Since you appear to be interested in my Carthage, this is what I have to tell you about it:
I believe that my eyes have been larger than my belly! To present the reality is almost impossible with such a subject. One’s only resource is to make the thing poetic, but there is danger of falling into the way of employing the old, well-known tricks of speech that have been used from Télémaque to the Martyrs.
I say nothing of the archæological researches, the labour of gathering which must not be evident, nor of the language and the form, which are almost impossible to handle. If I tried to write with absolute accuracy of detail, the work would be obscure; I should be compelled to use abstruse terms, and to stuff the volumes with notes. And if I should preserve the usual French literary tone, the work would become simply banal. Problem! as Father Hugo would say.
In spite of all that, I continue, but I am devoured by anxiety and doubts. I console myself with the thought that at least I have attempted to do something worth while. That is all.
The standard of the Doctrine will be boldly carried this time, I assure you! But it proves nothing, it says nothing, it is neither historic, nor satirical, nor humorous. On the other hand, is it not stupid?
I have just begun Chapter VIII., after which seven still remain to be written. I shall not finish the work before eighteen months have passed.
It was not a mere bit of politeness on my part when I congratulated you on your work. I love history madly! The dead are far more agreeable to me than the living. Whence comes this seduction of the past? Why have you made me fall in love with the mistresses of Louis XV.? A love like this is, now I think of it, a decided novelty in human emotion. The historic sense dates from yesterday, and it is perhaps the best characteristic of the nineteenth century.
What are you doing now? As for myself, I am deep in Kabbala, in Mischna, in the military tactics of the ancients, etc. (a mass of reading that is of no particular use to me, but which I undertook through the urgency of my conscience, and also a little to amuse myself). I worry myself over the assonances that I find in my prose; my life is as flat as the table upon which I write.
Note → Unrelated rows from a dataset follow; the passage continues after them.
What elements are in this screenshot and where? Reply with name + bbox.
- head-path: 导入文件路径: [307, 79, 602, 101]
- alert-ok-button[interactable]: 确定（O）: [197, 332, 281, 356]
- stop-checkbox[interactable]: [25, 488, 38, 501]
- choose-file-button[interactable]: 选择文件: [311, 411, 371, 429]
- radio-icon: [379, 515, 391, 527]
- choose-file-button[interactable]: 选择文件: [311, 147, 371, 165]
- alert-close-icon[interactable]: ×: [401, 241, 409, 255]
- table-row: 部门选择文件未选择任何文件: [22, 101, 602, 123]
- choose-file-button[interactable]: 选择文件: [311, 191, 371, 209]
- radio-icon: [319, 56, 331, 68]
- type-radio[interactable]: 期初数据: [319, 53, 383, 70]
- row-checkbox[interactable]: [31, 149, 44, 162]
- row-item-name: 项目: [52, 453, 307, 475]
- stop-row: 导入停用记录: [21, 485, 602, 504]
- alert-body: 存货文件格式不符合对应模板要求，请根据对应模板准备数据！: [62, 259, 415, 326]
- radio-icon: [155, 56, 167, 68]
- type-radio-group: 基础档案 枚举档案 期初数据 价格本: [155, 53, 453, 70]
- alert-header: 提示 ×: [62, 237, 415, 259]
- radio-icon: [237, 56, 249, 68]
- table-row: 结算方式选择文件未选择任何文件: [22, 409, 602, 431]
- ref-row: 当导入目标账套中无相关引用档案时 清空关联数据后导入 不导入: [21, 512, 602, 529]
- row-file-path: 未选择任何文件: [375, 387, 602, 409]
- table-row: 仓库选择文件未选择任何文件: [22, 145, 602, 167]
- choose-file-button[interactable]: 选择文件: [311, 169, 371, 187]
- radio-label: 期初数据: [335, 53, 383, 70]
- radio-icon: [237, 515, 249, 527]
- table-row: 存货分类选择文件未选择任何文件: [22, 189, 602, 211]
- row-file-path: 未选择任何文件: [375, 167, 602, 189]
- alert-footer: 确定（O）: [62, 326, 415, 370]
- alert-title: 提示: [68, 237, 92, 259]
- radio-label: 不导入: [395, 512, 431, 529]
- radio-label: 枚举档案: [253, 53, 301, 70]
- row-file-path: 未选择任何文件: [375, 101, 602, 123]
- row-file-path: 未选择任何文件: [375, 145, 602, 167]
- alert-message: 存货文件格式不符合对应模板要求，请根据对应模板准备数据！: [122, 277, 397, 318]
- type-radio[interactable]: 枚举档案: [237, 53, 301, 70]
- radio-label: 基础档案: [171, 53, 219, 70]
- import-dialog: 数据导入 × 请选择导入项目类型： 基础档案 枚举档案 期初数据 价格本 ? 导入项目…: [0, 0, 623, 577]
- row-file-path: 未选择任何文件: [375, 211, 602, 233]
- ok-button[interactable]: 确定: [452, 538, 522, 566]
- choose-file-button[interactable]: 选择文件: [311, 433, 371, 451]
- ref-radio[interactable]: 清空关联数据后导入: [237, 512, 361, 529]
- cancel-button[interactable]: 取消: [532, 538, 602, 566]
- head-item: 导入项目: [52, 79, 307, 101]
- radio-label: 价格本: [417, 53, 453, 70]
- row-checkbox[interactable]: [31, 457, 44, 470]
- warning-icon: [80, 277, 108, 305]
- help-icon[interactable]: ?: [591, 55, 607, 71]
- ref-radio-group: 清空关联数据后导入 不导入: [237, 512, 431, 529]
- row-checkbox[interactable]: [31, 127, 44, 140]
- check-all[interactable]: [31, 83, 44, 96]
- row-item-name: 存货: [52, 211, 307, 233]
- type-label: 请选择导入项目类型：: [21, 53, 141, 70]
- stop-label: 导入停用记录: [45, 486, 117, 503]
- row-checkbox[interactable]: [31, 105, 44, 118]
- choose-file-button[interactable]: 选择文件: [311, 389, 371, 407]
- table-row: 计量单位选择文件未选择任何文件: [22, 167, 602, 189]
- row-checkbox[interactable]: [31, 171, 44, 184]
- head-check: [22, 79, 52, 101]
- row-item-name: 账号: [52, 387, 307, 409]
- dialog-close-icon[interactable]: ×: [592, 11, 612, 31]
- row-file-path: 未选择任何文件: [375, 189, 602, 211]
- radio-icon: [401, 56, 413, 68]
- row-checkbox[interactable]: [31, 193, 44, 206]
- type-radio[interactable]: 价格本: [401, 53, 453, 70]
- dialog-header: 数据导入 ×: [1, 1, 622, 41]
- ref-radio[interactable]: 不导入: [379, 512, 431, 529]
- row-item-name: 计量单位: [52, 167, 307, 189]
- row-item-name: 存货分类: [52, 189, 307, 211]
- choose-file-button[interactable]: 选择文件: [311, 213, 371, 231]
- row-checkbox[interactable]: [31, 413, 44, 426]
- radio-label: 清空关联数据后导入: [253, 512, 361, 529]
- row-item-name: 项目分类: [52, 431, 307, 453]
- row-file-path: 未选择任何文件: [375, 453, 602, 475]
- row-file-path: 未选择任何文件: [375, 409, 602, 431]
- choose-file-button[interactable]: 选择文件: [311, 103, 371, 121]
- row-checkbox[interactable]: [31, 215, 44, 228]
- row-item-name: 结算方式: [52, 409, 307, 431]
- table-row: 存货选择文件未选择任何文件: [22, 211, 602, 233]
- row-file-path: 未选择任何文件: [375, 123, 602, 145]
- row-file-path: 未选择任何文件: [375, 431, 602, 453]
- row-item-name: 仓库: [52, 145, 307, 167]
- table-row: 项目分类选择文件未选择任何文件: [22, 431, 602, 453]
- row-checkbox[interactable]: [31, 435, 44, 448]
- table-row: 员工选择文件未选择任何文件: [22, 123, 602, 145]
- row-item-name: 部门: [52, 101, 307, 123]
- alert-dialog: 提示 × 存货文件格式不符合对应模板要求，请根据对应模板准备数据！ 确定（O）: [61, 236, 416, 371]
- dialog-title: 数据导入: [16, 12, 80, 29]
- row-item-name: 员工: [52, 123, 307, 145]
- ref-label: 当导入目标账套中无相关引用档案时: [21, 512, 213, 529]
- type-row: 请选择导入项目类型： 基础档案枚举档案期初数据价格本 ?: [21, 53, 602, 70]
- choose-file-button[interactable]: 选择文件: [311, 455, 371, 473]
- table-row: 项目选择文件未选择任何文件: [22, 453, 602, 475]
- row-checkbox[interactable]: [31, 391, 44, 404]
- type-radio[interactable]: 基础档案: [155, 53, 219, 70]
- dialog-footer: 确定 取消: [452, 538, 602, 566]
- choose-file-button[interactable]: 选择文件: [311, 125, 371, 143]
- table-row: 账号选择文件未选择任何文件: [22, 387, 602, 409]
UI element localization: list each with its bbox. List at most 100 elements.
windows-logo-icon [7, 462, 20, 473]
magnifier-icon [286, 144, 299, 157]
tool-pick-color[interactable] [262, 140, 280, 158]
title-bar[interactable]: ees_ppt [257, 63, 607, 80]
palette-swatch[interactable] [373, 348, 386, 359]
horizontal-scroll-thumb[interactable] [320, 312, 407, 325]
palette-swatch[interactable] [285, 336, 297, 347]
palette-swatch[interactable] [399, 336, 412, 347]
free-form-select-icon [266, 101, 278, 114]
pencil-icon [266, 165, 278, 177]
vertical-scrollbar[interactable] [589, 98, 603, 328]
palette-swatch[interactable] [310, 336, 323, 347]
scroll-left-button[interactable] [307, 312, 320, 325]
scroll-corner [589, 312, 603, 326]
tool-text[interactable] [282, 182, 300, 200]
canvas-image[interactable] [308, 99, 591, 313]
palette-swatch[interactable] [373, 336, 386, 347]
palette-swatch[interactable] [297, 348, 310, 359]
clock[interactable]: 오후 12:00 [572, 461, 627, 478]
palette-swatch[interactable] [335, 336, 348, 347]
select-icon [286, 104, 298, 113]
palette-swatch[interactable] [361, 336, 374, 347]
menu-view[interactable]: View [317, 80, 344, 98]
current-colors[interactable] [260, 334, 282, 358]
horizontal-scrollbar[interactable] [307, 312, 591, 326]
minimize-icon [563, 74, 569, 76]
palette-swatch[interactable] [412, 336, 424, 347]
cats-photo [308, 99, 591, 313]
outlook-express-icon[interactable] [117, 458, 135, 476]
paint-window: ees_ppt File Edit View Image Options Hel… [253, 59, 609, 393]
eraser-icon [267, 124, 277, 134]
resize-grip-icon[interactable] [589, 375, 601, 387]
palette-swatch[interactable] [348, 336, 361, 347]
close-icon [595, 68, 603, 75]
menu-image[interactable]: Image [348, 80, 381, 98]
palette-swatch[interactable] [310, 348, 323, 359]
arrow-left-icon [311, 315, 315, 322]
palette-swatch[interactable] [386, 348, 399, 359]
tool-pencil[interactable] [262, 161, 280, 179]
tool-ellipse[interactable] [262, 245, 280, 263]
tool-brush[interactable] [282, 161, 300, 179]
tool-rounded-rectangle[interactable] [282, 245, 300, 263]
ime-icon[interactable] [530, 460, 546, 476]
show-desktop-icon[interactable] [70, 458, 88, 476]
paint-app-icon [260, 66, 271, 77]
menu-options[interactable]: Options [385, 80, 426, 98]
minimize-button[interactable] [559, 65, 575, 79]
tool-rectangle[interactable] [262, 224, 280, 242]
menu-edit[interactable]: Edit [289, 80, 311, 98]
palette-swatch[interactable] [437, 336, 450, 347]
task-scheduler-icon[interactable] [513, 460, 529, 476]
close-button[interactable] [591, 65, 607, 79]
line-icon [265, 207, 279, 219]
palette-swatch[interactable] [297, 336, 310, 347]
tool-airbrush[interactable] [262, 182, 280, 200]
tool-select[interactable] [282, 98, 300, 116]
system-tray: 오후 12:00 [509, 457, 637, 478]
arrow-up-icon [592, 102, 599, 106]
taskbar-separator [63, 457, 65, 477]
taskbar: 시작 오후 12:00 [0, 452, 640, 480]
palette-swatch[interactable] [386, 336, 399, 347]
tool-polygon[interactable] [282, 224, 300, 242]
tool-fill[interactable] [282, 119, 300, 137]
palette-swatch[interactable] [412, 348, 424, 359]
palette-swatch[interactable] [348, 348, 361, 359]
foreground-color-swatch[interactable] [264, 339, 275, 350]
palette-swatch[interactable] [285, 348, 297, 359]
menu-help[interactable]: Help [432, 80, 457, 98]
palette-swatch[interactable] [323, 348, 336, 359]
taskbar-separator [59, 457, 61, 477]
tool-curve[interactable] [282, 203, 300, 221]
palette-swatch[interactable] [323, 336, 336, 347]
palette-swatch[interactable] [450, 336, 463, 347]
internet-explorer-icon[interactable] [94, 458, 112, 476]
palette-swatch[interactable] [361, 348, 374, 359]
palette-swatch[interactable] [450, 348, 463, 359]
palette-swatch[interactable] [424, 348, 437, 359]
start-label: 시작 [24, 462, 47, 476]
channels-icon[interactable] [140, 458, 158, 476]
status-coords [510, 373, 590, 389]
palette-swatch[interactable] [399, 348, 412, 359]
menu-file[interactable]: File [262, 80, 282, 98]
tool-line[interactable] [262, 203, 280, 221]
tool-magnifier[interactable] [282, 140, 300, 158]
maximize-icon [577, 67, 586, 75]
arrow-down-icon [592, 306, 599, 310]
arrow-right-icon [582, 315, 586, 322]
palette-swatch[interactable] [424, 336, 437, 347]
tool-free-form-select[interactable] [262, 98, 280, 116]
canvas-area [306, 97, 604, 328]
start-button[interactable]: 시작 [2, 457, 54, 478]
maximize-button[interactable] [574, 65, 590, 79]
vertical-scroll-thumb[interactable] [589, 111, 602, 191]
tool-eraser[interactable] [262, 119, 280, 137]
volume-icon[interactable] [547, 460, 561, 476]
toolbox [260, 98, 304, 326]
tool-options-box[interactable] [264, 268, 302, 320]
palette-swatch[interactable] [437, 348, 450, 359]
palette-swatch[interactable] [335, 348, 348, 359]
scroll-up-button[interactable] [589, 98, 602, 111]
The days follow one another, each one appearing to be exactly like the preceding, externally, at least. In my despair, I sometimes dream of travel. Sad remedy!
Both of you seem to me to have the air of stultifying yourselves virtuously in the bosom of your family, among the delights of the country! I comprehend that sort of thing, having undergone it several times.
Shall you be in Paris from the first of August to the 25th?